Baca juga: Semana Santa, Sebuah Ruang Kebersamaan di Larantuka
”Jembatan ini sangat strategis untuk meningkatkan ekonomi masyarakat Flores dan Lembata umumnya, terutama masyarakat Larantuka dan Adonara. Mobilisasi masyarakat dan barang lebih lancar. Setiap kendaraan dari Labuan Bajo, Ruteng, Borong, Bajawa, Mbay, Ende, dan Maumere tidak lagi berhenti di Larantuka, tetapi bisa melanjutkan perjalanan sampai ke wilayah ujung Adonara bagian timur, atau sebaliknya,” katanya.
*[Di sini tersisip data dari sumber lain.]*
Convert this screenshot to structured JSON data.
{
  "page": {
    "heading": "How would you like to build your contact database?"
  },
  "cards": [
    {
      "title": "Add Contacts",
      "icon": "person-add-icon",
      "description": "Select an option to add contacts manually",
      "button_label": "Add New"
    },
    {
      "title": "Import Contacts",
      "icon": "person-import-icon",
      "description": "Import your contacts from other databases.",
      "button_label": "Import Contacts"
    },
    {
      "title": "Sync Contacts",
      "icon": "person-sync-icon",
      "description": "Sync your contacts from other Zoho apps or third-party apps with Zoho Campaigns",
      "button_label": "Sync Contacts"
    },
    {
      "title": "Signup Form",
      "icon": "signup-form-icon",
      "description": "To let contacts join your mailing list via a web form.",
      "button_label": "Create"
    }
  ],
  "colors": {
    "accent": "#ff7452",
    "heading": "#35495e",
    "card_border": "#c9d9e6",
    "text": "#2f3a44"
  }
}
Raja Larantuka Don Martinus DVG mengatakan, pembangunan jembatan itu juga bagian dari rencana pemerintah menjadikan Semana Santa sebagai ikon Katolik nasional. Jika jembatan itu terealisasi, infrastruktur, sarana, dan prasarana penyambutan tamu-tamu peserta wisata religius Semana Santa tidak sulit lagi. Jembatan itu melengkapi wisata religius Semana Santa, perayaan pekan suci Paskah.
Listrik dan air bersih semakin mudah didapatkan. Pembangunan hotel dan tempat penginapan lain bisa terletak di Pantai Tanah Merah dan sekitarnya. Tamu-tamu bisa lalu lalang Larantuka-Adonara, bahkan sampai ke Lembata.
”Larantuka jika dilihat dari Adonara pada malam hari sangat bagus. Apalagi jika ada hotel yang dibangun di sana, tamu-tamu memilih menginap di Adonara,” kata Don Martinus.